Sunday was a beautiful day, so before going for a walk I went into the living room to set the TV recorder for The Politics Show: sometimes the local bit of it can make undemanding viewing on a lazy Sunday afternoon. So I’m about to hit the Sky+ button when Alasdair McDonnell appears on the screen, talking. I forget about recording and take a seat.

You’re familiar with the term  “car-crash TV”? The present Mrs Collins hid behind the sofa, a cushion pressed to her face and moaning softly; the cat  ran three times round the room, clawed up a curtain and shot out  a half-open window; I sat gripping my seat, wanting to look away but unable to do so, softly repeating the name of my Saviour over and over.

Why did it happen? Why did Dr Alasdair McDonnell, Raging Bull to Maggie Ritchie’s Tetchy Librarian -  why did he let slip his golden moment? Some people have compared the speech to Brian Cowen’s the-morning-after-the-night-before interview, but it was never that. McDonnell sounded tired, yes, but not  in a ‘bin-partyin’-all-night’ way. The comparison which his performance came nearest to was Sean Gallagher’s a few weeks back. Comparable but not the same.

True, both men were holed below the waterline as tens of thousands watched agog, but whereas Gallagher was torpedoed by Martin McGuinness’s questioning,  McDonnell  got torpedoed by a set of lights. Mind you, lights can be tricky.  At the Omagh rally for Martin McGuinness two months back, I found myself, not blinded, but faced with an inky blur where there should have been 500 people. Scary. But you stiffen the sinews, gird the loins and get on with it.

Not so McDonnell. He  stopped in mid-sentence, not once but several times, less like Gallagher and more like an old-style parish priest rounding on his half-wit parishioners. “Switch off those lights, would you?  Jeez, I’m blinded”.

So the lighting affected his autocue: but where was Plan B?  Everyone knows technology will try to bite your arm off when you’re most dependent on it.  So the lights fouled up his autocue -  then where were his old-fashioned notes? No sign. Instead, the close-up camera showed Alasdair’s tongue and mouth shaping another comment, only to dart off at the last minute in another direction. Awful.

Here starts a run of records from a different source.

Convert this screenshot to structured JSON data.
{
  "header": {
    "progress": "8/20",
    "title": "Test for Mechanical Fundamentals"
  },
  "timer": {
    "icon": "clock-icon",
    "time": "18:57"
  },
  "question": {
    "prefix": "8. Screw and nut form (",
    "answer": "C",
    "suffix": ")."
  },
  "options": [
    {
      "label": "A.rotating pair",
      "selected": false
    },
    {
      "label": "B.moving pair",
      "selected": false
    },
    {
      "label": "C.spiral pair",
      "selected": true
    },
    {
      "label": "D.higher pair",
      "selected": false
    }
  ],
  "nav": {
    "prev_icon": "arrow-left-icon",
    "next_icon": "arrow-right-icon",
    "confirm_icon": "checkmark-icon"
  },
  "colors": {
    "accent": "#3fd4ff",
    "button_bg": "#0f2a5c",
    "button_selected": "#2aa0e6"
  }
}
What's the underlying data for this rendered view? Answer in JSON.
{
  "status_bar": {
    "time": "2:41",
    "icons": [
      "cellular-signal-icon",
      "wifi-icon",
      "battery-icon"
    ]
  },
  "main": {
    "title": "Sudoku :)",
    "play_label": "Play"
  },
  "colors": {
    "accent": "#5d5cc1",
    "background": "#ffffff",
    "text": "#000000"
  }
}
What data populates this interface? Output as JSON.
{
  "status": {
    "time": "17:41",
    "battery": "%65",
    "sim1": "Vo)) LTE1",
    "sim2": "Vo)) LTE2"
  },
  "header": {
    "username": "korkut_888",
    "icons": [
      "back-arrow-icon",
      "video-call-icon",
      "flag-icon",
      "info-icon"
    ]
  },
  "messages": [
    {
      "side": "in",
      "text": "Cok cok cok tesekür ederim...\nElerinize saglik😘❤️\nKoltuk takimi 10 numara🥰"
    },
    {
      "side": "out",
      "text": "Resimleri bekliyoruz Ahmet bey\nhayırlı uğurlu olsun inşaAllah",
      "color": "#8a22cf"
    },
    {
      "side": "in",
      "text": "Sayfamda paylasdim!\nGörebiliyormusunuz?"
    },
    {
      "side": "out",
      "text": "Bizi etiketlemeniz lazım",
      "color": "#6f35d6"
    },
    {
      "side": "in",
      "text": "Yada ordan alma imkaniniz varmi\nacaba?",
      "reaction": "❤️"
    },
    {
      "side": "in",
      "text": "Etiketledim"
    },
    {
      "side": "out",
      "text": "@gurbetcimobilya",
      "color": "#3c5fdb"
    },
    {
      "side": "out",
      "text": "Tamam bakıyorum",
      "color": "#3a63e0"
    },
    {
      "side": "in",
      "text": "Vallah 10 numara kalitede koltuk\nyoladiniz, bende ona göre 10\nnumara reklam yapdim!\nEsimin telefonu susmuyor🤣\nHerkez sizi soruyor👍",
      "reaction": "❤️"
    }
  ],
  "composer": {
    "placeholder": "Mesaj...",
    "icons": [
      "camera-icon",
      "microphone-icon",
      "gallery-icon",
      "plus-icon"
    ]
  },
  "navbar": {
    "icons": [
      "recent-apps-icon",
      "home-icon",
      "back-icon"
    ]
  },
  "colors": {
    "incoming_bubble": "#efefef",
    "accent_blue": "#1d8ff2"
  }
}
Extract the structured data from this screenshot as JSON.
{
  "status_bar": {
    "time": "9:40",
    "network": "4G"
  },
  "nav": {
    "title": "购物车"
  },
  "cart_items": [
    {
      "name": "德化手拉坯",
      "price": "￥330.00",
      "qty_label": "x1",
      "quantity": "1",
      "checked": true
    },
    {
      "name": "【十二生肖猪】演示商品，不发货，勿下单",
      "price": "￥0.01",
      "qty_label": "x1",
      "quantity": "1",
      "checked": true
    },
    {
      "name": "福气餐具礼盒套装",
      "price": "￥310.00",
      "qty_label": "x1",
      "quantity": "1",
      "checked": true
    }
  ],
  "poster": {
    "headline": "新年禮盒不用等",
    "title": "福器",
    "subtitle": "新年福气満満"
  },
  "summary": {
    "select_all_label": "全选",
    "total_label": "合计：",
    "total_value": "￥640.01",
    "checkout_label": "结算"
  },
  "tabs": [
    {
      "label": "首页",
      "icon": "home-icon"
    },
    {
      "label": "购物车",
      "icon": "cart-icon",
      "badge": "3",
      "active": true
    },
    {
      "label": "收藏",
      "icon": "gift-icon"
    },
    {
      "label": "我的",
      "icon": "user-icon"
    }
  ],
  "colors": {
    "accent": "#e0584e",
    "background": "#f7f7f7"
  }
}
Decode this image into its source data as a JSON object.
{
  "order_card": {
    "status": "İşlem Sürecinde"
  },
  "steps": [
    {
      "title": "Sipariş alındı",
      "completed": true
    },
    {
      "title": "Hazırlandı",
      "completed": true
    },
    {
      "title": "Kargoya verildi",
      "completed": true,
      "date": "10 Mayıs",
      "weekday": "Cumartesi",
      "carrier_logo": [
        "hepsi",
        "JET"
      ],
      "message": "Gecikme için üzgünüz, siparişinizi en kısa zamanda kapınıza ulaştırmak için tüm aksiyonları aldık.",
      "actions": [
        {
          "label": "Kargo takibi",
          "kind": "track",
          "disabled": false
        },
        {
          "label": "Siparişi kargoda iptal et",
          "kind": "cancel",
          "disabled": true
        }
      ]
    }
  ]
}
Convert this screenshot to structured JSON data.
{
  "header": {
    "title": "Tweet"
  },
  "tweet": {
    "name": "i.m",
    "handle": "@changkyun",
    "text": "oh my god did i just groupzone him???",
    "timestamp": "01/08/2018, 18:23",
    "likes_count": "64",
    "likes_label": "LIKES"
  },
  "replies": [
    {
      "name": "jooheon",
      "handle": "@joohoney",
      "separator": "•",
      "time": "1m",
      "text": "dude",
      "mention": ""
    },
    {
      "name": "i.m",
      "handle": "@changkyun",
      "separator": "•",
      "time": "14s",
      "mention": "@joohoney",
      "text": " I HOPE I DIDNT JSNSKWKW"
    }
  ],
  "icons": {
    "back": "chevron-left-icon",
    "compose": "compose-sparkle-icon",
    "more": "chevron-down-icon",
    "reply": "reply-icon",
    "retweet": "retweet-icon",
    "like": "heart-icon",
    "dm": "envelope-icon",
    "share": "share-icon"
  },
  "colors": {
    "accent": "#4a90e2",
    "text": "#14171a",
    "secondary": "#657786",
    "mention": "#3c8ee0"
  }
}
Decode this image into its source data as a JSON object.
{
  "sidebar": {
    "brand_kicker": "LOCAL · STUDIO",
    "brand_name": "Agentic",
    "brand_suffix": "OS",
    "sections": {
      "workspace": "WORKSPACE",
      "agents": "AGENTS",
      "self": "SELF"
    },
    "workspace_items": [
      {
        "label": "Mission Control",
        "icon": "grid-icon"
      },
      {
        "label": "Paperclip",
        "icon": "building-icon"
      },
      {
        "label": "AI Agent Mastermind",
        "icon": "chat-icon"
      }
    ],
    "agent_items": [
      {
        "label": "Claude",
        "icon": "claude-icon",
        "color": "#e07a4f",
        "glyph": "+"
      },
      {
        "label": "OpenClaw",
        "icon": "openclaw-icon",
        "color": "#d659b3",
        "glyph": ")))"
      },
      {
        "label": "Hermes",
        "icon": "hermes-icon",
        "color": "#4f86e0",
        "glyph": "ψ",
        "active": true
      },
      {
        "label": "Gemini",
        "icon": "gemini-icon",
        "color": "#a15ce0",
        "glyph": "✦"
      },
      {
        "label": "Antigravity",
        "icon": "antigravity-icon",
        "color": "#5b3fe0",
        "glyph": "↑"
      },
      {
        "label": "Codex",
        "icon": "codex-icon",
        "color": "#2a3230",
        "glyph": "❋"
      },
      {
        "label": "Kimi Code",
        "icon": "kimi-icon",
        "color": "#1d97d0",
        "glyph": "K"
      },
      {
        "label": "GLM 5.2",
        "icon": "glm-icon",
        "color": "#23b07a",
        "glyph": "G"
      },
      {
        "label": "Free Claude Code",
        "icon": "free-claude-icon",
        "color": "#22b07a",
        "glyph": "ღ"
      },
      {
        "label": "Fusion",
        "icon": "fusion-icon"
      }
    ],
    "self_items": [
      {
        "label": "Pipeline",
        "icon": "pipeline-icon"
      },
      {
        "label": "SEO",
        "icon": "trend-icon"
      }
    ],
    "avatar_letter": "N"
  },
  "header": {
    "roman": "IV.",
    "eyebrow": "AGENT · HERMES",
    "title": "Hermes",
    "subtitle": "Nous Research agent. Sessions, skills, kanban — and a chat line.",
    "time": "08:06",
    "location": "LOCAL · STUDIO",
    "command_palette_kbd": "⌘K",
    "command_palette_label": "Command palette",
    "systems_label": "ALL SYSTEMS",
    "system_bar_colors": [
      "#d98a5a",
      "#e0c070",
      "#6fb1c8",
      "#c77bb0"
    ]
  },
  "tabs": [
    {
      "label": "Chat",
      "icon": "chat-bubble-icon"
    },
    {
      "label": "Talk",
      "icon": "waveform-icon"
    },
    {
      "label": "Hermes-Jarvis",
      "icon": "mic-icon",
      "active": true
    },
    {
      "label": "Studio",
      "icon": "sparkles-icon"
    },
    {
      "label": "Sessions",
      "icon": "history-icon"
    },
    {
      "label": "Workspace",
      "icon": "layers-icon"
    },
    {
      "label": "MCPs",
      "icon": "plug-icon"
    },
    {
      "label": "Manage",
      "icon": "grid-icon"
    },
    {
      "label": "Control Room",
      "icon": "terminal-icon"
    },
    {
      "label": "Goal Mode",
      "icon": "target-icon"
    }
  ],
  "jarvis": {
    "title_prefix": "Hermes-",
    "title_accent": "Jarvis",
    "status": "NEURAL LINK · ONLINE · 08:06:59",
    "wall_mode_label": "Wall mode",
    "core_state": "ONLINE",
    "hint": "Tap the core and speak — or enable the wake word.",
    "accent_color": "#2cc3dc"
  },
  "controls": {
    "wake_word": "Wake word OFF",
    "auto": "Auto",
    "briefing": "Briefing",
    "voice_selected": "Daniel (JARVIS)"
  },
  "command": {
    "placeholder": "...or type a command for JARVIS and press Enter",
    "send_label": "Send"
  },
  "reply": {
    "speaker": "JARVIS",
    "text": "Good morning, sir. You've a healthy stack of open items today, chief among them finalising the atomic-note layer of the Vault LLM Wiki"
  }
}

Shades of Gallagher and his wobbly “I didn’t/I did/I may have collected an envelope”. Shades too of Neil Kinnock’s “We’re alllll riiiiiight!” speech shortly before being obliterated at the polls. Ritual self-disembowelment on live television.

And it wasn’t just the optics or the response that made viewers bite their knuckles. The speech’s content was a PR nightmare as well. The good doctor did what he could to turn his bull-in-a-china-shop reputation into something positive, but ended up promising  that yes, he’d smash something, he’d smash the myth that the SDLP was dying – he was a doctor and this patient was not in terminal decline. Eh? Unbidden, the mind summons up images of that other doctor, Dr Paisley, with his sledge-hammer poised, beneath the poster promise to “Smash Sinn Fein!”. And we know where that promise went. The SDLP Big Man’s speech stuttered on with talk of closing dead  SDLP branches, organising committees and team-leadership, and the only thing wrong with this party is it doesn’t get enough votes.

Some commentators are saying  - and on Monday Alasdair was saying -  sure it’s the past, and it’s years until elections, by then the speech will have been forgotten.  Uh-uh. Alasdair and his victory speech are now, I’m afraid,  inextricably linked. You don’t forget unforgettable television.

Still, chin up. Who would have predicted Sean Gallagher’s sudden rise and even more-sudden fall? Or a couple of years back, who would have predicted Fianna Fail’s obliteration? So who’s to say that Dr McDonnell won’t indeed spread his manly medical frame over the body of the SDLP and breathe new, vigorous, smashing-everything-in-sight life into it? On the other hand, there’s that old saying “Start as you mean to continue”,  and if that’s the case, let me put my arms around those who love the SDLP and murmur  gently “You have my deepest sympathies”.